Please consider, that over one decade has passed already from 2003, that is few generations of processors designed specifically to run fully concurrently and locking is considerably harming their performance.
The technical answer is that this is impossible to quantify, it heavily depends on the state of the CPU memory write-back buffers and how much data that the prefetcher gathered has to be discarded and re-read. Which are both very non-deterministic. I use 150 CPU cycles as a back-of-the-envelope approximation that avoids major disappointments.
The practical answer is that it is waaaay cheaper than the amount of time you'll burn on debugging your code when you think you can skip a lock.
To get a hard number you'll have to measure. Visual Studio has a slick concurrency analyzer available as an extension.
lock
(Monitor.Enter/Exit) is very cheap, cheaper than alternatives like a Waithandle or Mutex.
But what if it was (a little) slow, would you rather have a fast program with incorrect results?
There are a few different ways to define "cost". There is the actual overhead of obtaining and releasing the lock; as Jake writes, that's negligible unless this operation is performed millions of times.
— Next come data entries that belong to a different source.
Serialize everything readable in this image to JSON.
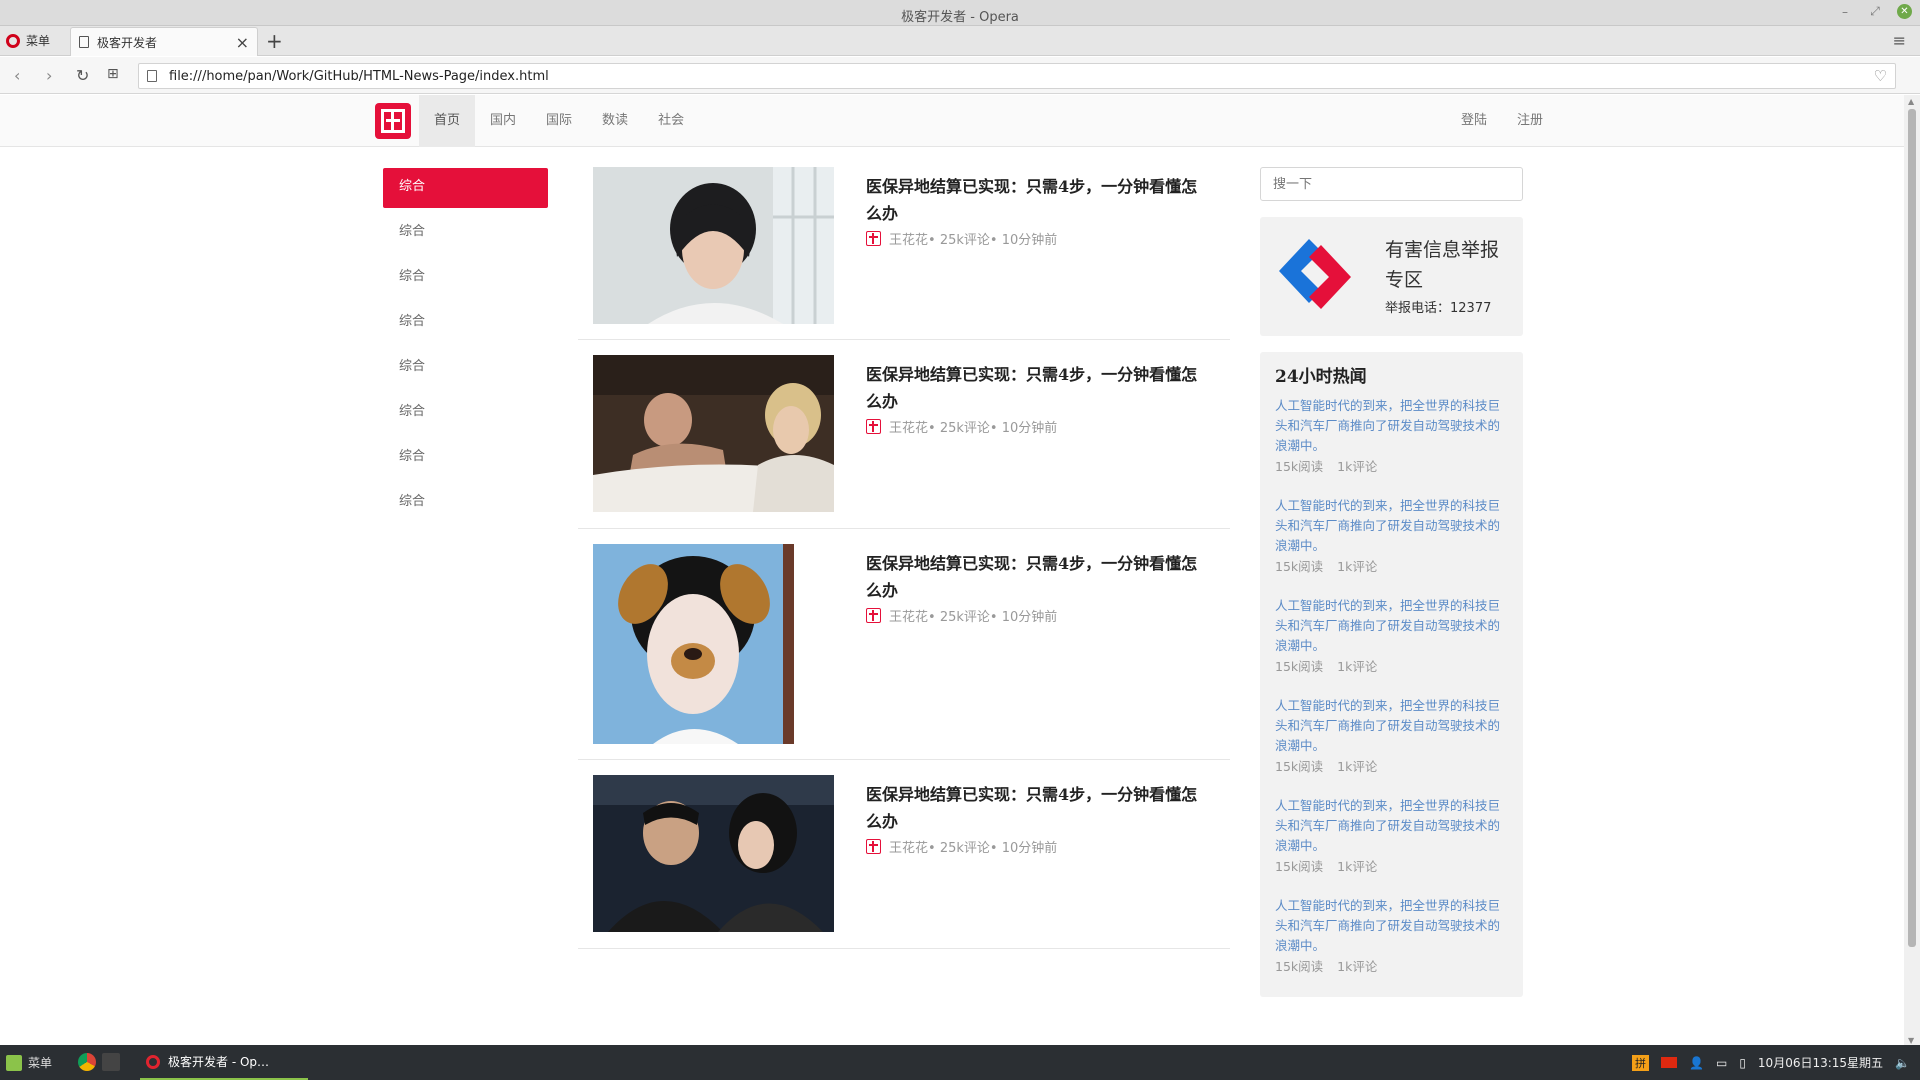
{
  "window": {
    "title": "极客开发者 - Opera"
  },
  "tabs": {
    "menu_label": "菜单",
    "active_tab_title": "极客开发者"
  },
  "address": {
    "url": "file:///home/pan/Work/GitHub/HTML-News-Page/index.html"
  },
  "site": {
    "nav": [
      "首页",
      "国内",
      "国际",
      "数读",
      "社会"
    ],
    "auth": {
      "login": "登陆",
      "register": "注册"
    },
    "sidenav": [
      "综合",
      "综合",
      "综合",
      "综合",
      "综合",
      "综合",
      "综合",
      "综合"
    ],
    "articles": [
      {
        "headline": "医保异地结算已实现：只需4步，一分钟看懂怎么办",
        "author": "王花花",
        "comments": "• 25k评论",
        "time": "• 10分钟前"
      },
      {
        "headline": "医保异地结算已实现：只需4步，一分钟看懂怎么办",
        "author": "王花花",
        "comments": "• 25k评论",
        "time": "• 10分钟前"
      },
      {
        "headline": "医保异地结算已实现：只需4步，一分钟看懂怎么办",
        "author": "王花花",
        "comments": "• 25k评论",
        "time": "• 10分钟前"
      },
      {
        "headline": "医保异地结算已实现：只需4步，一分钟看懂怎么办",
        "author": "王花花",
        "comments": "• 25k评论",
        "time": "• 10分钟前"
      }
    ],
    "search_placeholder": "搜一下",
    "report": {
      "title": "有害信息举报专区",
      "phone": "举报电话：12377"
    },
    "hot": {
      "title": "24小时热闻",
      "items": [
        {
          "text": "人工智能时代的到来，把全世界的科技巨头和汽车厂商推向了研发自动驾驶技术的浪潮中。",
          "reads": "15k阅读",
          "comments": "1k评论"
        },
        {
          "text": "人工智能时代的到来，把全世界的科技巨头和汽车厂商推向了研发自动驾驶技术的浪潮中。",
          "reads": "15k阅读",
          "comments": "1k评论"
        },
        {
          "text": "人工智能时代的到来，把全世界的科技巨头和汽车厂商推向了研发自动驾驶技术的浪潮中。",
          "reads": "15k阅读",
          "comments": "1k评论"
        },
        {
          "text": "人工智能时代的到来，把全世界的科技巨头和汽车厂商推向了研发自动驾驶技术的浪潮中。",
          "reads": "15k阅读",
          "comments": "1k评论"
        },
        {
          "text": "人工智能时代的到来，把全世界的科技巨头和汽车厂商推向了研发自动驾驶技术的浪潮中。",
          "reads": "15k阅读",
          "comments": "1k评论"
        },
        {
          "text": "人工智能时代的到来，把全世界的科技巨头和汽车厂商推向了研发自动驾驶技术的浪潮中。",
          "reads": "15k阅读",
          "comments": "1k评论"
        }
      ]
    }
  },
  "taskbar": {
    "menu_label": "菜单",
    "window_label": "极客开发者 - Op…",
    "ime": "拼",
    "clock": "10月06日13:15星期五"
  },
  "colors": {
    "brand": "#e5103a",
    "link": "#5b8bc7",
    "report_blue": "#1a73d9",
    "report_red": "#e5103a"
  }
}
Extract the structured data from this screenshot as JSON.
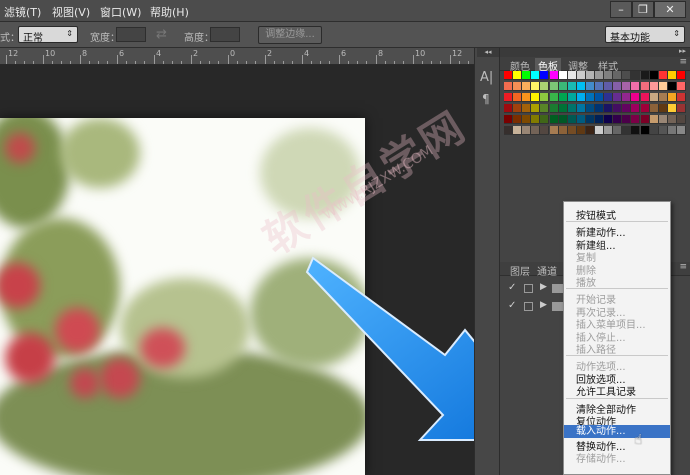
{
  "menubar": {
    "items": [
      "滤镜(T)",
      "视图(V)",
      "窗口(W)",
      "帮助(H)"
    ],
    "window_controls": {
      "minimize": "–",
      "restore": "❐",
      "close": "✕"
    }
  },
  "options": {
    "style_label": "式：",
    "style_value": "正常",
    "width_label": "宽度：",
    "height_label": "高度：",
    "refine_button": "调整边缘...",
    "workspace_value": "基本功能"
  },
  "ruler": {
    "ticks": [
      "12",
      "10",
      "8",
      "6",
      "4",
      "2",
      "0",
      "2",
      "4",
      "6",
      "8",
      "10",
      "12"
    ]
  },
  "panels": {
    "top_tabs": [
      "颜色",
      "色板",
      "调整",
      "样式"
    ],
    "active_top_tab": "色板",
    "bottom_tabs": [
      "图层",
      "通道"
    ]
  },
  "context_menu": {
    "groups": [
      [
        {
          "label": "按钮模式",
          "disabled": false
        }
      ],
      [
        {
          "label": "新建动作...",
          "disabled": false
        },
        {
          "label": "新建组...",
          "disabled": false
        },
        {
          "label": "复制",
          "disabled": true
        },
        {
          "label": "删除",
          "disabled": true
        },
        {
          "label": "播放",
          "disabled": true
        }
      ],
      [
        {
          "label": "开始记录",
          "disabled": true
        },
        {
          "label": "再次记录...",
          "disabled": true
        },
        {
          "label": "插入菜单项目...",
          "disabled": true
        },
        {
          "label": "插入停止...",
          "disabled": true
        },
        {
          "label": "插入路径",
          "disabled": true
        }
      ],
      [
        {
          "label": "动作选项...",
          "disabled": true
        },
        {
          "label": "回放选项...",
          "disabled": false
        },
        {
          "label": "允许工具记录",
          "disabled": false
        }
      ],
      [
        {
          "label": "清除全部动作",
          "disabled": false
        },
        {
          "label": "复位动作",
          "disabled": false
        },
        {
          "label": "载入动作...",
          "disabled": false,
          "highlighted": true
        },
        {
          "label": "替换动作...",
          "disabled": false
        },
        {
          "label": "存储动作...",
          "disabled": true
        }
      ]
    ]
  },
  "watermark": {
    "text": "软件自学网",
    "url": "WWW.RJZXW.COM"
  },
  "colors": {
    "accent_arrow": "#1e8cf0",
    "highlight": "#3a73c6"
  }
}
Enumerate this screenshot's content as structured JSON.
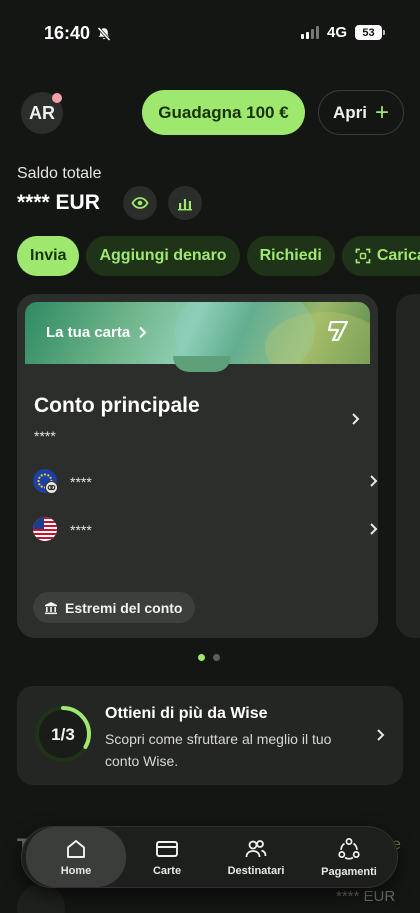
{
  "status_bar": {
    "time": "16:40",
    "network": "4G",
    "battery": "53"
  },
  "header": {
    "avatar_initials": "AR",
    "earn_label": "Guadagna 100 €",
    "open_label": "Apri",
    "open_plus": "+"
  },
  "balance": {
    "label": "Saldo totale",
    "value": "**** EUR"
  },
  "actions": [
    {
      "label": "Invia"
    },
    {
      "label": "Aggiungi denaro"
    },
    {
      "label": "Richiedi"
    },
    {
      "label": "Carica"
    }
  ],
  "account_card": {
    "banner_label": "La tua carta",
    "title": "Conto principale",
    "masked": "****",
    "currencies": [
      {
        "flag": "eu-flag",
        "masked": "****"
      },
      {
        "flag": "us-flag",
        "masked": "****"
      }
    ],
    "details_label": "Estremi del conto"
  },
  "promo": {
    "progress": "1/3",
    "progress_fraction": 0.3333,
    "title": "Ottieni di più da Wise",
    "description": "Scopri come sfruttare al meglio il tuo conto Wise."
  },
  "below_fold": {
    "heading_partial": "T",
    "right_partial": "e",
    "amount": "**** EUR"
  },
  "tab_bar": [
    {
      "label": "Home",
      "icon": "home-icon"
    },
    {
      "label": "Carte",
      "icon": "card-icon"
    },
    {
      "label": "Destinatari",
      "icon": "recipients-icon"
    },
    {
      "label": "Pagamenti",
      "icon": "payments-icon"
    }
  ],
  "colors": {
    "accent": "#9fe870",
    "accent_dark": "#163300",
    "background": "#141614",
    "card": "#2c2e2b"
  }
}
Of more relevance is the effect this has on the flow of execution. This code can only be entered by one thread at a time. If you have 5 threads performing this operation on a regular basis, 4 of them will end up waiting for the lock to be released, and then to be the first thread scheduled to enter that piece of code after that lock is released. So, your algorithm is going to suffer significantly. How much so depends on the algorithm and how often the operation is called.. You can't really avoid it without introducing race conditions, but you can ameliorate it by minimizing the number of calls to the locked code.